Bank of Abyssinia upgraded its data centre at a cost of 100 million Br. The bank is also in the final stages of launching a new core banking system.
The new data centre, which enhanced the networking and security system of the bank, was installed by local firms Websprix PLC and ASA Trading.
“With a broadening customer base and growing competition, the bank needed to upgrade its system,” said Fantahun Demeke, the Abyssinia’s information systems infrastructure director.
The first data centre, which the bank has been using for the past eight years, has been upgraded and will be used as a backup to the new system. It has enabled the bank to upgrade its core banking system as well.
“The centre can integrate different services and systems, unlike the previous data centre,” Fantahun told Fortune. “While we need independent facilities previously, the current accomplishes the same task by integrating them with its software.”
These new investments are in addition to Abyssinia’s piloting of electronic communication methods, including corporate emails, a collaboration suit and service desk system.
The bank has recently installed a new power supply system, network consuls, security cameras and a live monitoring system.
“We are working to get international certification for the quality and standards we have,” the director added.
Abyssinia currently has 311 branches and an average of 30,000 transactions a day.
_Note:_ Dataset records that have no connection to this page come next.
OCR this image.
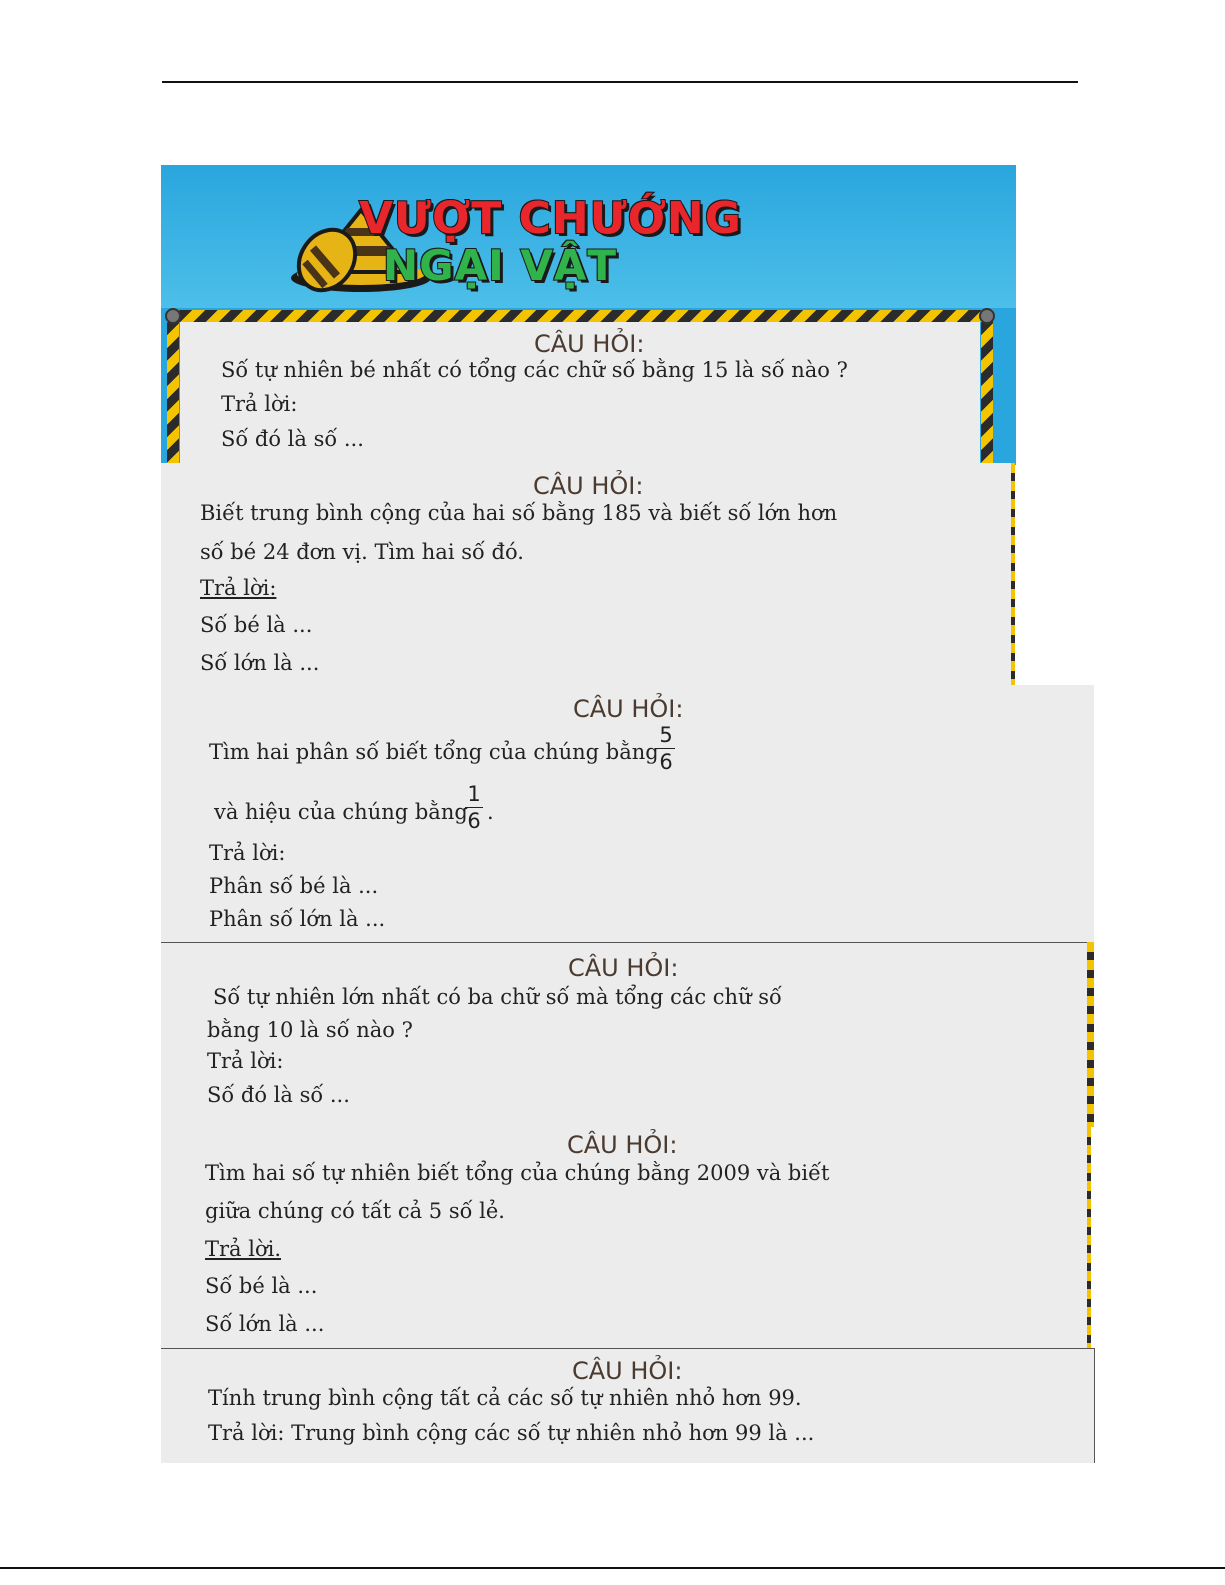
VƯỢT CHƯỚNG
NGẠI VẬT
CÂU HỎI:
Số tự nhiên bé nhất có tổng các chữ số bằng 15 là số nào ?
Trả lời:
Số đó là số ...
CÂU HỎI:
Biết trung bình cộng của hai số bằng 185 và biết số lớn hơn
số bé 24 đơn vị. Tìm hai số đó.
Trả lời:
Số bé là ...
Số lớn là ...
CÂU HỎI:
Tìm hai phân số biết tổng của chúng bằng
5
6
và hiệu của chúng bằng
1
6 .
Trả lời:
Phân số bé là ...
Phân số lớn là ...
CÂU HỎI:
Số tự nhiên lớn nhất có ba chữ số mà tổng các chữ số
bằng 10 là số nào ?
Trả lời:
Số đó là số ...
CÂU HỎI:
Tìm hai số tự nhiên biết tổng của chúng bằng 2009 và biết
giữa chúng có tất cả 5 số lẻ.
Trả lời.
Số bé là ...
Số lớn là ...
CÂU HỎI:
Tính trung bình cộng tất cả các số tự nhiên nhỏ hơn 99.
Trả lời: Trung bình cộng các số tự nhiên nhỏ hơn 99 là ...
“We are also implementing electronic communication systems to avoid paperwork and minimise costs,” Fantahun told Fortune. The bank spent 22.3 million Br on stationary and printing in the past fiscal year.
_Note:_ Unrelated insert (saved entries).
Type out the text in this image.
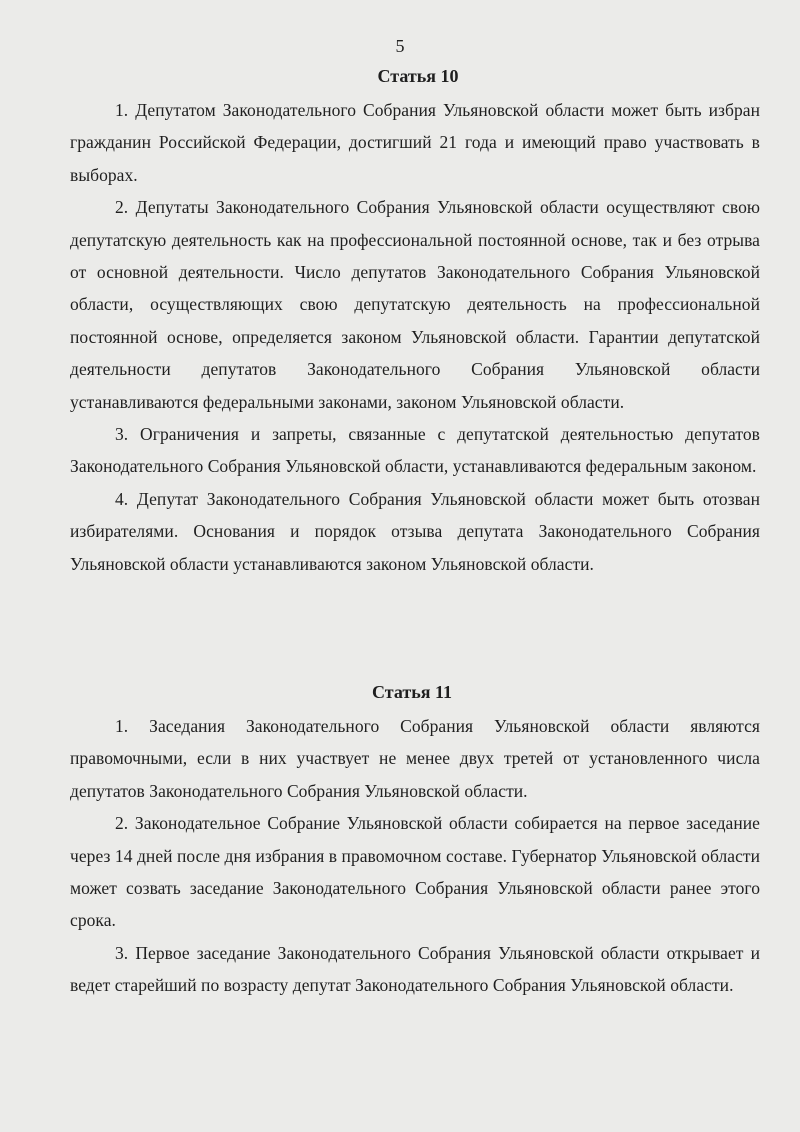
5
Статья 10

1. Депутатом Законодательного Собрания Ульяновской области может быть избран гражданин Российской Федерации, достигший 21 года и имеющий право участвовать в выборах.

2. Депутаты Законодательного Собрания Ульяновской области осуществляют свою депутатскую деятельность как на профессиональной постоянной основе, так и без отрыва от основной деятельности. Число депутатов Законодательного Собрания Ульяновской области, осуществляющих свою депутатскую деятельность на профессиональной постоянной основе, определяется законом Ульяновской области. Гарантии депутатской деятельности депутатов Законодательного Собрания Ульяновской области устанавливаются федеральными законами, законом Ульяновской области.

3. Ограничения и запреты, связанные с депутатской деятельностью депутатов Законодательного Собрания Ульяновской области, устанавливаются федеральным законом.

4. Депутат Законодательного Собрания Ульяновской области может быть отозван избирателями. Основания и порядок отзыва депутата Законодательного Собрания Ульяновской области устанавливаются законом Ульяновской области.

Статья 11

1. Заседания Законодательного Собрания Ульяновской области являются правомочными, если в них участвует не менее двух третей от установленного числа депутатов Законодательного Собрания Ульяновской области.

2. Законодательное Собрание Ульяновской области собирается на первое заседание через 14 дней после дня избрания в правомочном составе. Губернатор Ульяновской области может созвать заседание Законодательного Собрания Ульяновской области ранее этого срока.

3. Первое заседание Законодательного Собрания Ульяновской области открывает и ведет старейший по возрасту депутат Законодательного Собрания Ульяновской области.
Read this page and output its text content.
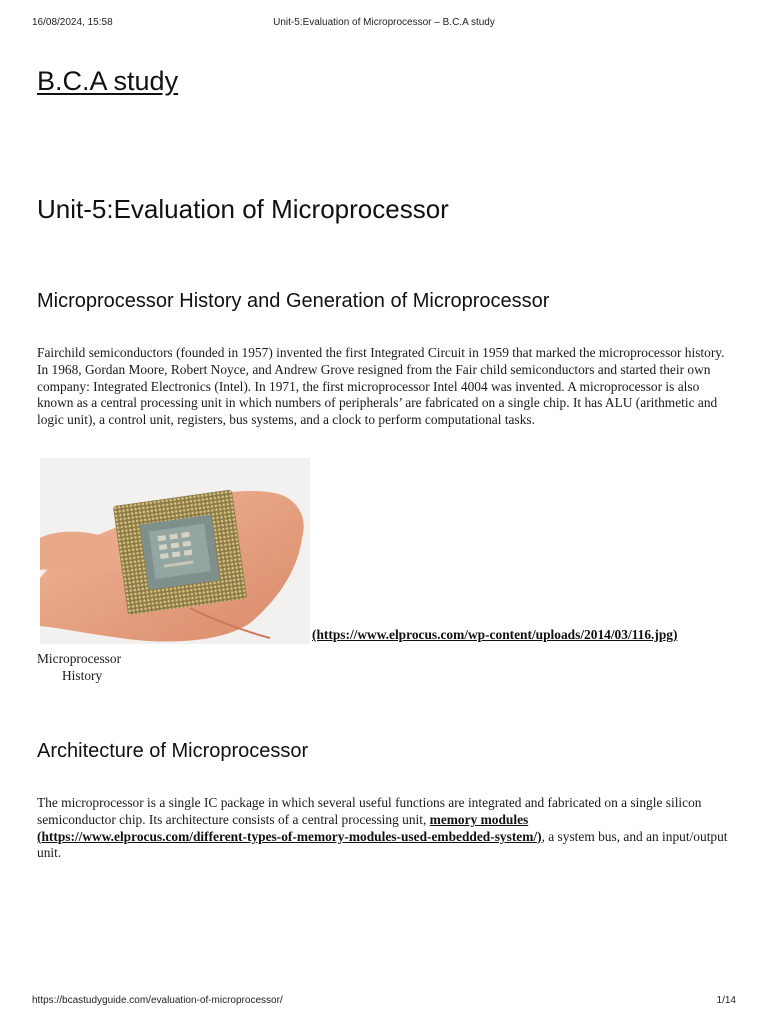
16/08/2024, 15:58	Unit-5:Evaluation of Microprocessor – B.C.A study
B.C.A study
Unit-5:Evaluation of Microprocessor
Microprocessor History and Generation of Microprocessor

Fairchild semiconductors (founded in 1957) invented the first Integrated Circuit in 1959 that marked the microprocessor history. In 1968, Gordan Moore, Robert Noyce, and Andrew Grove resigned from the Fair child semiconductors and started their own company: Integrated Electronics (Intel). In 1971, the first microprocessor Intel 4004 was invented. A microprocessor is also known as a central processing unit in which numbers of peripherals’ are fabricated on a single chip. It has ALU (arithmetic and logic unit), a control unit, registers, bus systems, and a clock to perform computational tasks.

(https://www.elprocus.com/wp-content/uploads/2014/03/116.jpg)
Microprocessor
History
Architecture of Microprocessor

The microprocessor is a single IC package in which several useful functions are integrated and fabricated on a single silicon semiconductor chip. Its architecture consists of a central processing unit, memory modules (https://www.elprocus.com/different-types-of-memory-modules-used-embedded-system/), a system bus, and an input/output unit.

https://bcastudyguide.com/evaluation-of-microprocessor/	1/14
ASA Trading carried out the facility installation – including that of UPS, network, security camera and power supplies – as part of the bank’s investment, while Webspix was engaged in developing the software aspects.
“We wanted to show such projects can be accomplished with local knowledge,” said Abraham Minwuyelet, business development manager of Websprix. “We have efficiently accomplished the task given by the bank.”
Abyssinia, which registered a net profit of 562.8 million Br in the last financial year, saw a change in the leadership of its information systems department after these investments.
Yoseph Kibret, chief information systems officer, who had been leading the upgrading of the data centre and system scale up was replaced by Daniel Hailu, formerly the vice president of Commercial Bank of Ethiopia’s Enterprise Program Management Office.
Yoseph has joined the financial technology firm, Premium Switch Solutions, as a CEO.
Experts welcome the move by the company in building a new database centre and upgrading its core banking system.
“Such moves should be appreciated, and other banks need to follow in its footsteps,” says Habib Mehammed, a financial industry analyst with a decade and a half of experience. “Technologies enable the bank to introduce additional services and new products.”
But the expert suggests banks need to consider separating their primary and backup data centres in separate facilities for security purposes.